Book #7 Paper Towns by John Green

Paper Towns

At the end of 2012 - I read The Fault In Our Stars, the young adult romance novel by John Green, and thought it was a classy affair with real crossover merit. Many people my own age have also read it and recommended it to me, including just the other day a friend of mine from uni days. A film of The Fault In Our Stars is set to appear at a cinema near you shortly.

What then of the rest of John Green's output? I've just got round to a second one of his now and chose Paper Towns.

This novel is told from the perspective of Quentin, one night school Queen Bee Margo who was once his friend and lives next door appears at his window and makes him join her on a series of revenge pranks in the middle of the night and then promptly vanishes leaving Quentin and his friends to decipher the mystery of her whereabouts.

There's a lot to like about Paper Towns and I'll start with that, for every girl with a complicated internal life there is something to identify with in Margo. She's the girl with a million records whose friends don't even know she likes music. The girl with a copy of Leaves Of Grass by Walt Whitman whose friends don't even know she likes poetry. The popular girl at the centre of things who knows she's faking it all.

She's the girl who keeps going missing because she needs to be found. And the girl who wants to stay lost too.

Margo is a great character - fascinating even, though perhaps with some annoying hipster tendencies.

Margo is the best thing about this novel - but she is also its biggest problem.

The book isn't about Margo. It's about Quentin. Quentin and his friends Ben and Radar - later joined by Lacey who are searching for Margo.

And there's nothing of note about any of them really; Quentin IMs his friends, they play video games, they scour the equivalent of Wikipedia for Margo clues and live out standard American High School Outsider tropes about which there is nothing original.

The only thing that is interesting about Quentin is 'Quentin in relation to Margo' - he's not interesting outside of her. The essential point that John Green is making about people with this novel and it's a great point and one particularly worth making to young people I think, is about how Quentin relates to Margo.
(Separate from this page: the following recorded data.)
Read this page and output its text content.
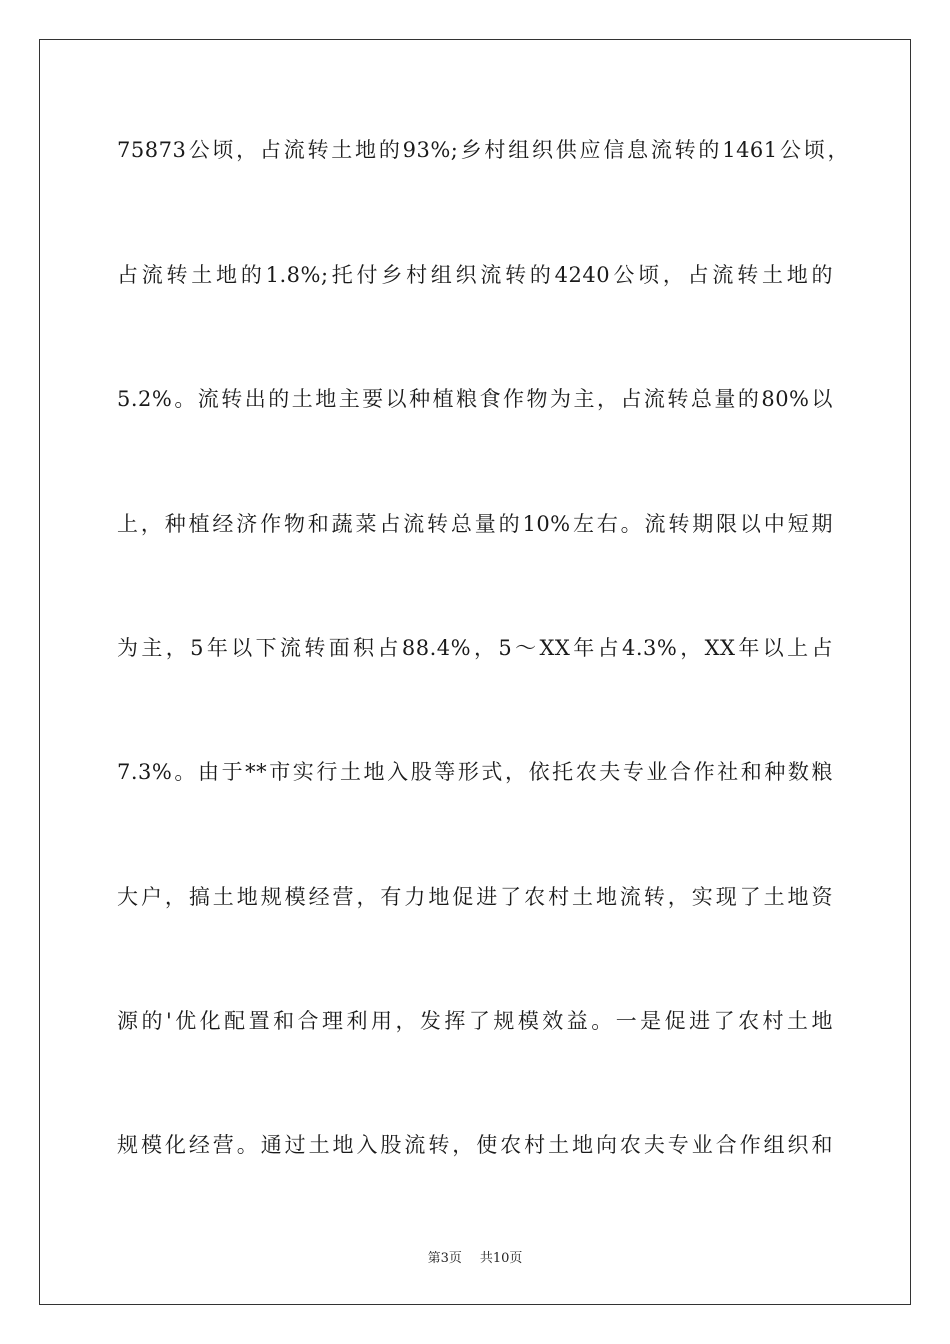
75873公顷，占流转土地的93%;乡村组织供应信息流转的1461公顷，
占流转土地的1.8%;托付乡村组织流转的4240公顷，占流转土地的
5.2%。流转出的土地主要以种植粮食作物为主，占流转总量的80%以
上，种植经济作物和蔬菜占流转总量的10%左右。流转期限以中短期
为主，5年以下流转面积占88.4%，5～XX年占4.3%，XX年以上占
7.3%。由于**市实行土地入股等形式，依托农夫专业合作社和种数粮
大户，搞土地规模经营，有力地促进了农村土地流转，实现了土地资
源的'优化配置和合理利用，发挥了规模效益。一是促进了农村土地
规模化经营。通过土地入股流转，使农村土地向农夫专业合作组织和
第3页 共10页
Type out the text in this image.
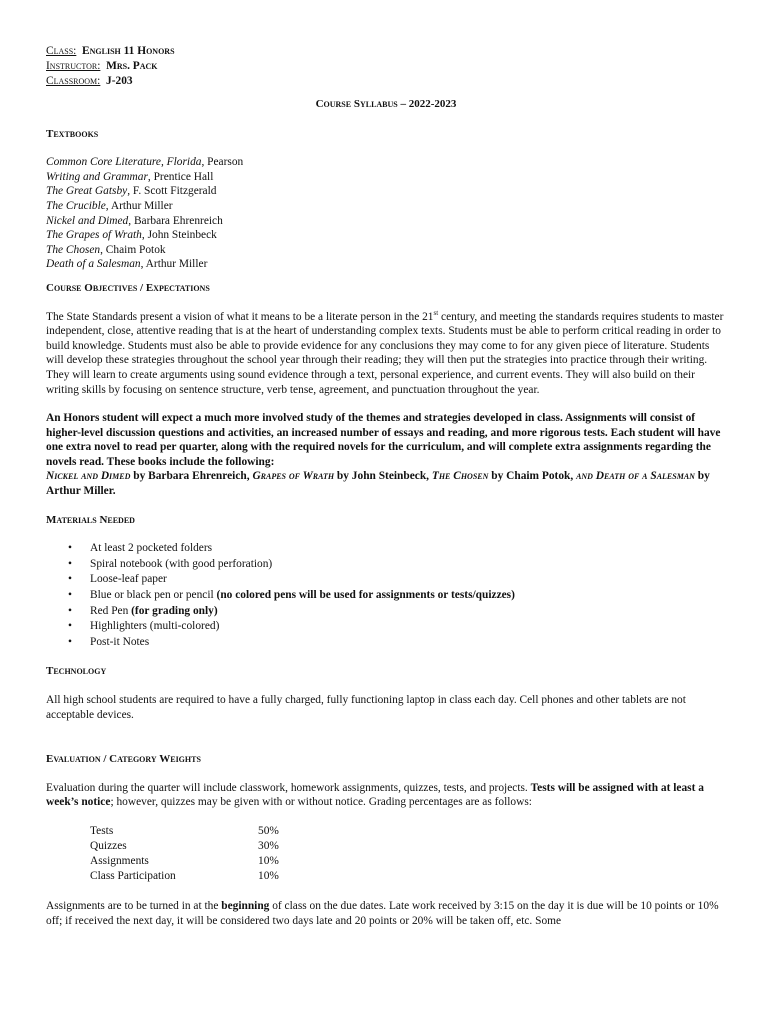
Class: English 11 Honors
Instructor: Mrs. Pack
Classroom: J-203
Course Syllabus – 2022-2023
Textbooks
Common Core Literature, Florida, Pearson
Writing and Grammar, Prentice Hall
The Great Gatsby, F. Scott Fitzgerald
The Crucible, Arthur Miller
Nickel and Dimed, Barbara Ehrenreich
The Grapes of Wrath, John Steinbeck
The Chosen, Chaim Potok
Death of a Salesman, Arthur Miller
Course Objectives / Expectations

The State Standards present a vision of what it means to be a literate person in the 21st century, and meeting the standards requires students to master independent, close, attentive reading that is at the heart of understanding complex texts. Students must be able to perform critical reading in order to build knowledge. Students must also be able to provide evidence for any conclusions they may come to for any given piece of literature. Students will develop these strategies throughout the school year through their reading; they will then put the strategies into practice through their writing. They will learn to create arguments using sound evidence through a text, personal experience, and current events. They will also build on their writing skills by focusing on sentence structure, verb tense, agreement, and punctuation throughout the year.

An Honors student will expect a much more involved study of the themes and strategies developed in class. Assignments will consist of higher-level discussion questions and activities, an increased number of essays and reading, and more rigorous tests. Each student will have one extra novel to read per quarter, along with the required novels for the curriculum, and will complete extra assignments regarding the novels read. These books include the following:
Nickel and Dimed by Barbara Ehrenreich, Grapes of Wrath by John Steinbeck, The Chosen by Chaim Potok, and Death of a Salesman by Arthur Miller.

Materials Needed
• At least 2 pocketed folders
• Spiral notebook (with good perforation)
• Loose-leaf paper
• Blue or black pen or pencil (no colored pens will be used for assignments or tests/quizzes)
• Red Pen (for grading only)
• Highlighters (multi-colored)
• Post-it Notes
Technology

All high school students are required to have a fully charged, fully functioning laptop in class each day. Cell phones and other tablets are not acceptable devices.

Evaluation / Category Weights

Evaluation during the quarter will include classwork, homework assignments, quizzes, tests, and projects. Tests will be assigned with at least a week’s notice; however, quizzes may be given with or without notice. Grading percentages are as follows:

Tests	50%
Quizzes	30%
Assignments	10%
Class Participation	10%

Assignments are to be turned in at the beginning of class on the due dates. Late work received by 3:15 on the day it is due will be 10 points or 10% off; if received the next day, it will be considered two days late and 20 points or 20% will be taken off, etc. Some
At the beginning of the novel Quentin counts it as a miracle that he ever knew Margo, that she ever happened to be his next door neighbour.
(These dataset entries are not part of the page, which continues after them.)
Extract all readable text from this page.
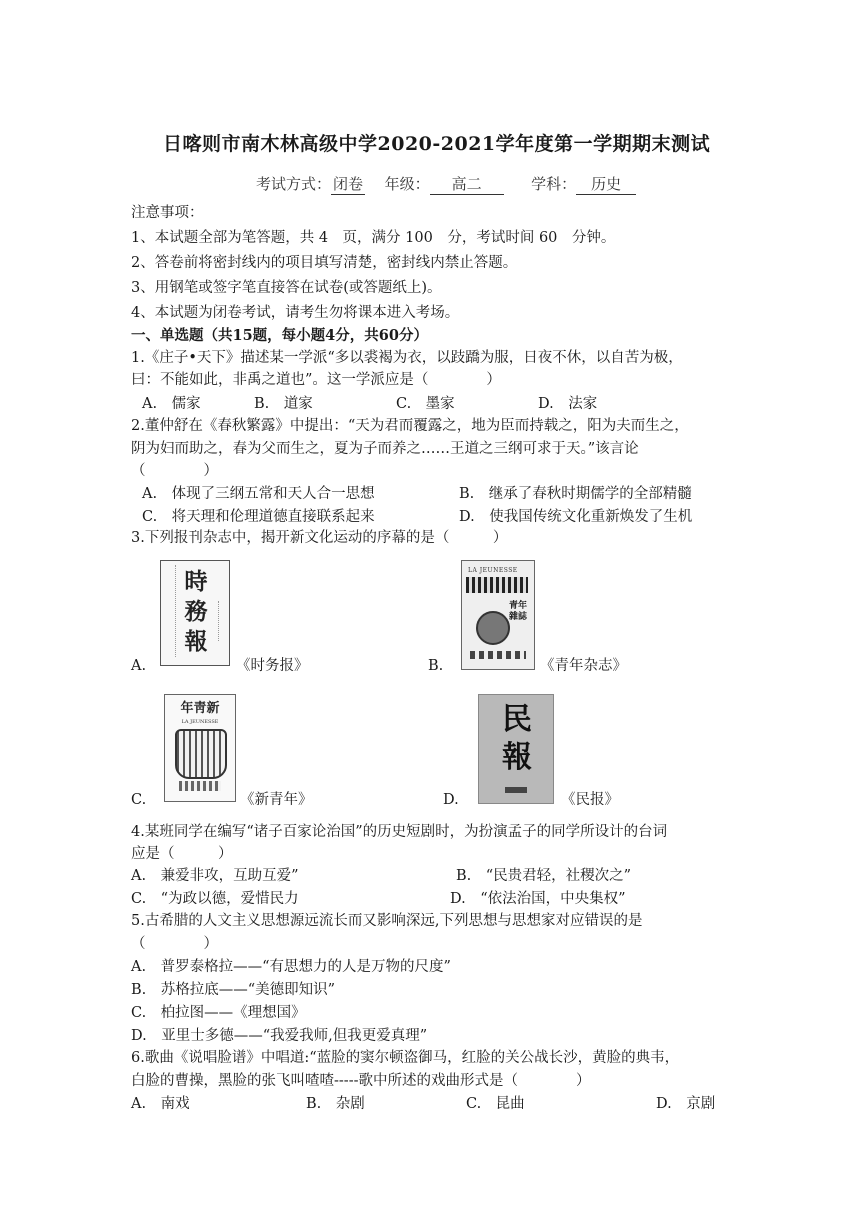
日喀则市南木林高级中学2020-2021学年度第一学期期末测试
考试方式： 闭卷 年级： 高二	学科： 历史
注意事项：
1、本试题全部为笔答题，共 4　页，满分 100　分，考试时间 60　分钟。
2、答卷前将密封线内的项目填写清楚，密封线内禁止答题。
3、用钢笔或签字笔直接答在试卷(或答题纸上)。
4、本试题为闭卷考试，请考生勿将课本进入考场。
一、单选题（共15题，每小题4分，共60分）
1.《庄子•天下》描述某一学派“多以裘褐为衣，以跂蹻为服，日夜不休，以自苦为极，
曰：不能如此，非禹之道也”。这一学派应是（　　　　）
A.　儒家	B.　道家	C.　墨家	D.　法家
2.董仲舒在《春秋繁露》中提出：“天为君而覆露之，地为臣而持载之，阳为夫而生之，
阴为妇而助之，春为父而生之，夏为子而养之……王道之三纲可求于天。”该言论
（　　　　）
A.　体现了三纲五常和天人合一思想	B.　继承了春秋时期儒学的全部精髓
C.　将天理和伦理道德直接联系起来	D.　使我国传统文化重新焕发了生机
3.下列报刊杂志中，揭开新文化运动的序幕的是（　　　）
時務報
A.	《时务报》
LA JEUNESSE
青年雜誌
B.	《青年杂志》
年靑新
LA JEUNESSE
C.	《新青年》
民報
D.	《民报》
4.某班同学在编写“诸子百家论治国”的历史短剧时，为扮演孟子的同学所设计的台词
应是（　　　）
A.　兼爱非攻，互助互爱”	B.　“民贵君轻，社稷次之”
C.　“为政以德，爱惜民力	D.　“依法治国，中央集权”
5.古希腊的人文主义思想源远流长而又影响深远,下列思想与思想家对应错误的是
（　　　　）
A.　普罗泰格拉——“有思想力的人是万物的尺度”
B.　苏格拉底——“美德即知识”
C.　柏拉图——《理想国》
D.　亚里士多德——“我爱我师,但我更爱真理”
6.歌曲《说唱脸谱》中唱道:“蓝脸的窦尔顿盗御马，红脸的关公战长沙，黄脸的典韦，
白脸的曹操，黑脸的张飞叫喳喳-----歌中所述的戏曲形式是（　　　　）
A.　南戏	B.　杂剧	C.　昆曲	D.　京剧
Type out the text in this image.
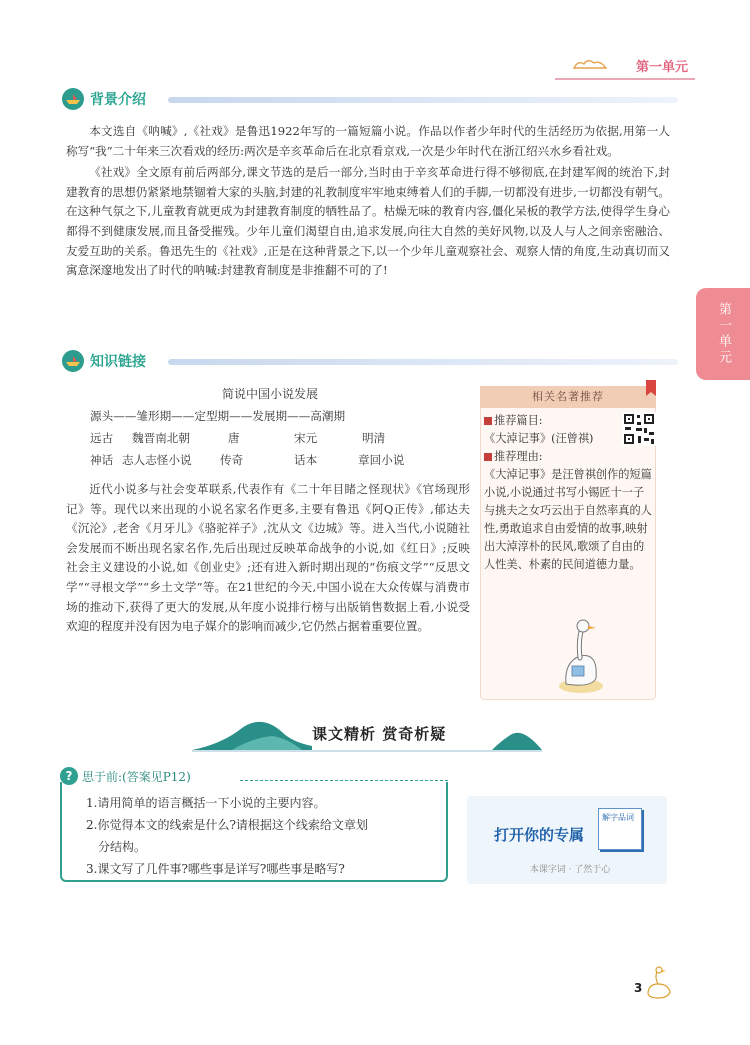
第一单元
第一单元
背景介绍

本文选自《呐喊》,《社戏》是鲁迅1922年写的一篇短篇小说。作品以作者少年时代的生活经历为依据,用第一人称写“我”二十年来三次看戏的经历:两次是辛亥革命后在北京看京戏,一次是少年时代在浙江绍兴水乡看社戏。

《社戏》全文原有前后两部分,课文节选的是后一部分,当时由于辛亥革命进行得不够彻底,在封建军阀的统治下,封建教育的思想仍紧紧地禁锢着大家的头脑,封建的礼教制度牢牢地束缚着人们的手脚,一切都没有进步,一切都没有朝气。在这种气氛之下,儿童教育就更成为封建教育制度的牺牲品了。枯燥无味的教育内容,僵化呆板的教学方法,使得学生身心都得不到健康发展,而且备受摧残。少年儿童们渴望自由,追求发展,向往大自然的美好风物,以及人与人之间亲密融洽、友爱互助的关系。鲁迅先生的《社戏》,正是在这种背景之下,以一个少年儿童观察社会、观察人情的角度,生动真切而又寓意深邃地发出了时代的呐喊:封建教育制度是非推翻不可的了!

知识链接
简说中国小说发展
源头——雏形期——定型期——发展期——高潮期
远古 魏晋南北朝	唐	宋元	明清
神话 志人志怪小说 传奇	话本	章回小说

近代小说多与社会变革联系,代表作有《二十年目睹之怪现状》《官场现形记》等。现代以来出现的小说名家名作更多,主要有鲁迅《阿Q正传》,郁达夫《沉沦》,老舍《月牙儿》《骆驼祥子》,沈从文《边城》等。进入当代,小说随社会发展而不断出现名家名作,先后出现过反映革命战争的小说,如《红日》;反映社会主义建设的小说,如《创业史》;还有进入新时期出现的“伤痕文学”“反思文学”“寻根文学”“乡土文学”等。在21世纪的今天,中国小说在大众传媒与消费市场的推动下,获得了更大的发展,从年度小说排行榜与出版销售数据上看,小说受欢迎的程度并没有因为电子媒介的影响而减少,它仍然占据着重要位置。

相关名著推荐
推荐篇目:
《大淖记事》(汪曾祺)
推荐理由:
《大淖记事》是汪曾祺创作的短篇小说,小说通过书写小锡匠十一子与挑夫之女巧云出于自然率真的人性,勇敢追求自由爱情的故事,映射出大淖淳朴的民风,歌颂了自由的人性美、朴素的民间道德力量。
课文精析 赏奇析疑
? 思于前:(答案见P12)
1.请用简单的语言概括一下小说的主要内容。
2.你觉得本文的线索是什么?请根据这个线索给文章划
分结构。
3.课文写了几件事?哪些事是详写?哪些事是略写?
打开你的专属
解字品词
本课字词 · 了然于心
3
Quentin has an idea, a concept, of the person that he believes Margo to be, he's built it all in his mind, this idea that he has of her, is an impression that he's decided upon. It's an interesting lesson about how we, and it applies to adults too, carry ideals or mistaken beliefs about people based upon the narrative we have imposed upon them ourselves.

Margo, Quentin realises eventually is not a miracle, she's just a troubled girl and nothing more or less than that.

And this is such a good book for young people just for that lesson, but it's a mistake that adults including myself are often guilty of making; of expecting superhuman behaviour from people who we put on a pedestal who ultimately are just as human and fallible as we are.

A good book with a great secondary character 7/10 for Paper Towns the bulk of which didn't engage me - 10/10 for Margo herself.